Метеорологическая станция экспедиции начала регулярные наблюдения с пятнадцатого мая; все физические инструменты, в том числе и самопишущие приборы Ришара – барограф [129] и термограф [130] действовали надлежащим образом. Производя периодически поверочные астрономические определения, мне удалось между прочим найти точное месторасположение Дын-юаяь-ина, пользуясь несколькими удачными покрытиями звезд неосвещенным диском луны.
129
Барограф – прибор для непрерывной записи значений атмосферного давления.
130
Термограф – прибор для непрерывной записи значений температуры.
Почта по-прежнему баловала нас и приносила известие не только через Пекин, но изредка и через Ургу, где любезный Я. П. Шишмарев особенно наблюдал за скорейшей доставкой нашей корреспонденции.
Этим путем я получил письмо от известного хамбо-ламы Доржиева, искренно порадовавшего меня и невольно навеявшего на меня размышления о Далай-ламе. Сейчас тибетский первосвященник находился в Пекине или в монастыре У-тай, но осенью или зимою собирался отбыть в Амдо, в монастырь Гумбум, где в тайнике души я очень надеялся его встретить и действительно встретил, но об этом речь впереди.
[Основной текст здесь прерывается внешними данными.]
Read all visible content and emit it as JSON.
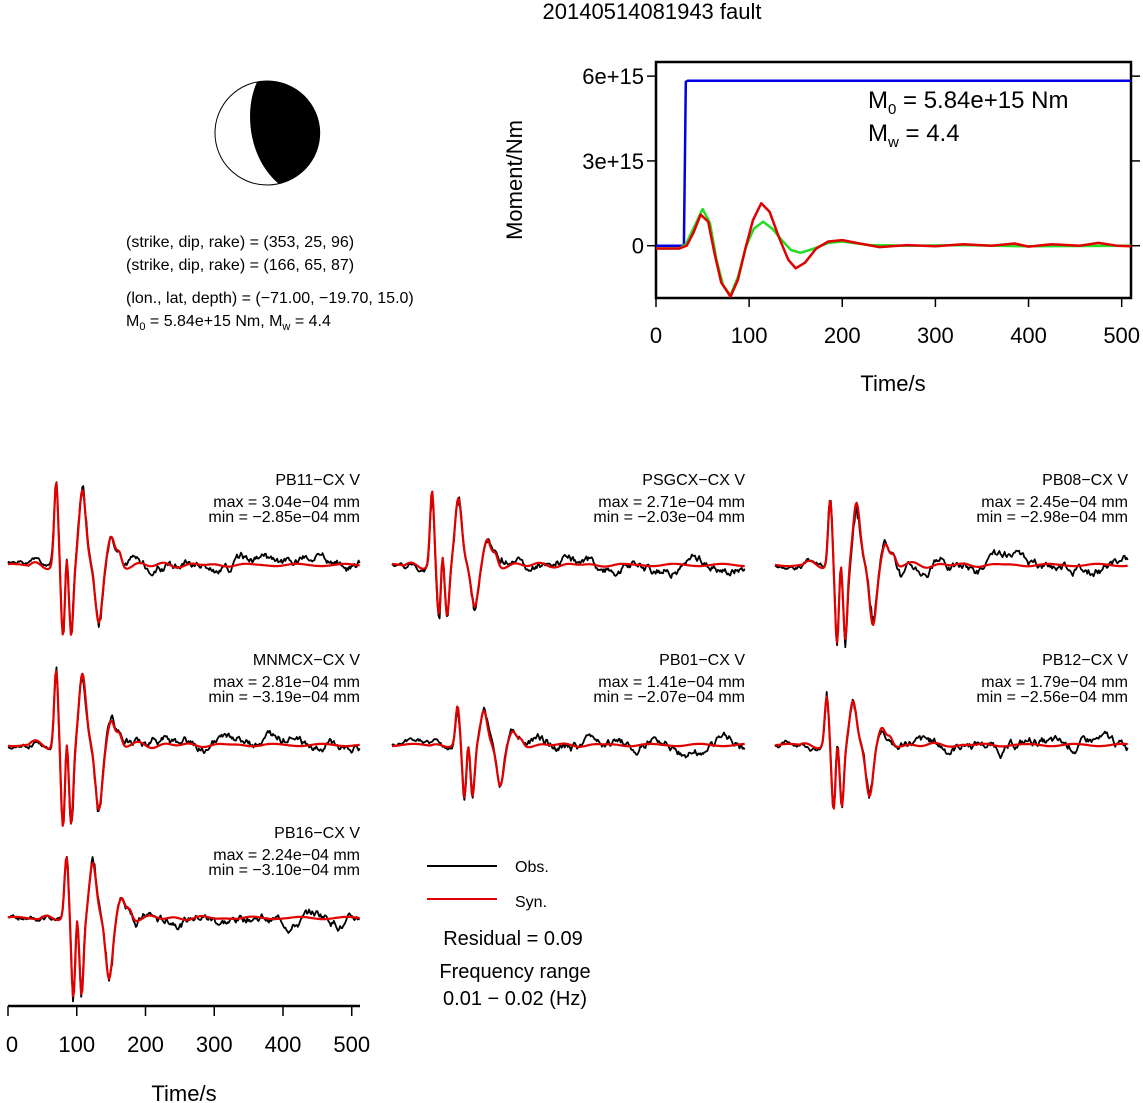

В хорошие, ясные дни, когда солнце уже склонялось к закату и становилось прохладнее, мы нередко упражнялись в стрельбе из винтовок. В это путешествие я особенно серьезно смотрел на вопрос поднятия боеспособности экспедиционного отряда и добивался от своих молодцов-спутников безупречного попадания в цель, так как имелись весьма основательные причины опасаться нападения туземцев. Пользуясь неудачами, постигавшими русские войска во время японской войны, китайцы массами похищали и увозили к себе русские военные ружья, снабжая ими горные дикие племена, населявшие Нань-шань, а главным образом Амдоское нагорье. Воинственные обитатели гор и высоких степей в глубине Азии представляли теперь более грозную силу и при своих разбойничьих нападениях на экспедицию могли оказать значительное сопротивление горсточке русских исследователей, заброшенных вглубь азиатского материка. С этим грустным явлением необходимо было считаться. Кроме винтовок, я заодно упражнялся также в стрельбе из штуцера Ланкастера, некогда принадлежавшего Н. М. Пржевальскому, и получал прекрасные результаты. Наша стрельба привлекла любопытство местной публики, состоящей из монголов и китайцев, и часто вызывала с их стороны громкое восхищение по поводу отличных попаданий в цель.
По уходе моих спутников я обыкновенно еще долго оставался на вершине холма, господствовавшего над Дын-юань-ином. Теперь было самое лучшее время – солнце скрывалось за горизонт, небо наряжалось в блестящие тона и чувствовалась еще большая прохлада воздуха. Отсюда пустыня была видна на далекое расстояние, словно в морском просторе, тогда как ближайший ее край кругом обступал оазис. Со стороны города не долетало ни одного живого звука, не показывалось ни одного живого силуэта: селяне возвратились с полей и скрылись за свои непроницаемые стены.